I think there will always be some overlap between electrical engineering and computer science and software engineering. As such, some questions fit both sites and are probably best left wherever the OP asked. A concrete test would be great, but I just don't see how that is possible.
I am a full time professional electrical engineer, and probably spend at least half my time dealing with firmware as apposed to designing circuits, board layout, etc. That's the reality of the field nowadays. Of course sometimes I write host code too, but I wouldn't expect to talk about that here.
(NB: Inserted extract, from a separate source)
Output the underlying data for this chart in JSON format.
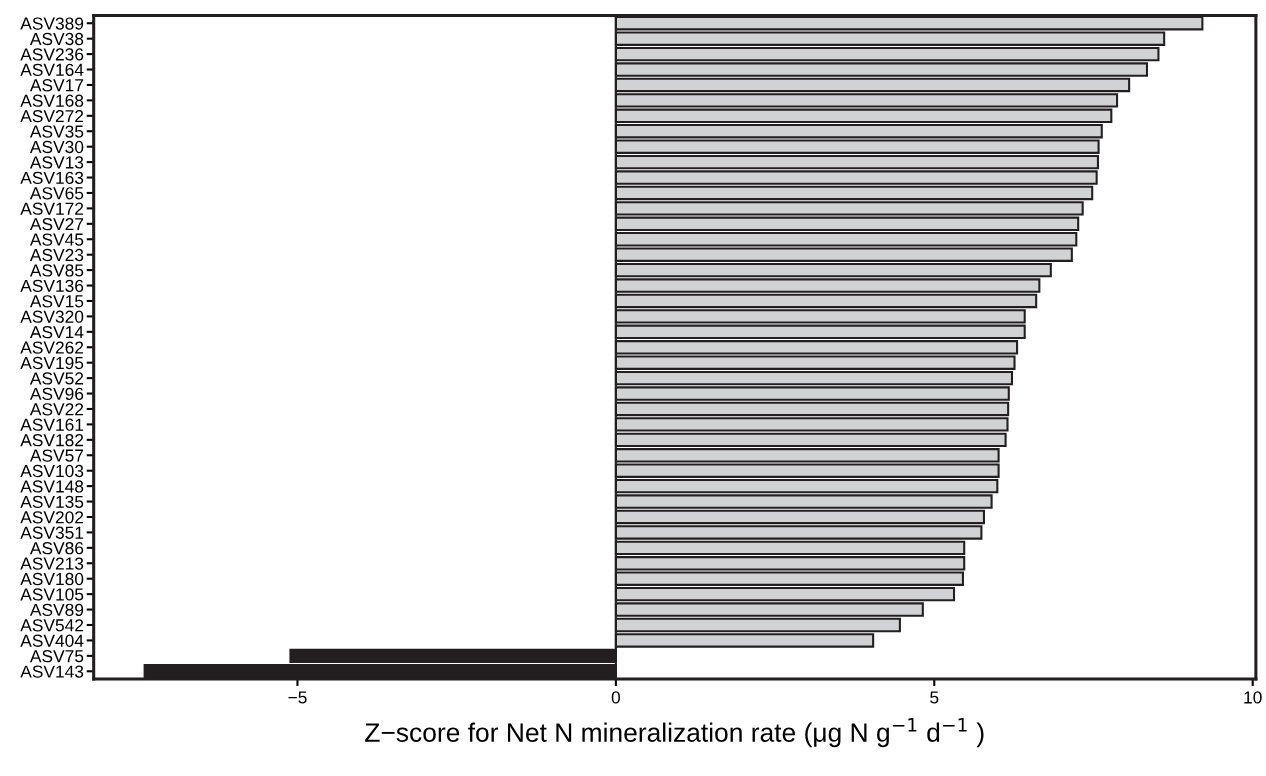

The line between firmware that a electrical engineer does as part of designing electronic thingies, and higher level software that a software engineer that doesn't need to know about electronics does is and always will be blurry. As a first approximation, I consider it part of electronics if the code runs on a small resource-limited system with no operating system. That means the code has to touch the hardware directly, which requires understanding of the hardware in the micro and the external circuit it is connected to. Even that definition is vague because "small" and "resource-limited" are judgement calls. It may be hard to define, but I think most of us know it when we see it. Assembler being used is another point in favor of belonging with electrical engineering. Not only does that require knowledge of the hardware, but demonstrates a higher willingness to learn about it and the answers can be more hardware-related. Generic C questions, for example, are still just that and don't belong here just because the code happens to run on a microcontroller. It requires a issue specific to the "small" or "resource-limited" or direct hardware access to qualify.
As for the specific question that brought this up, I felt it was on topic because
- I didn't take it as asking how to write a assembler (that's a computer science question), but wanting to understand how the assembler works, which may allow one to use it better.
- It was about assembler, not a high level language. That pushes more into electrical engineering because nowadays even device drivers are written in high level languages on general purpose systems.
All that said, I agree this question falls into the gray area and I can respect others' reactions that it should be elsewhere.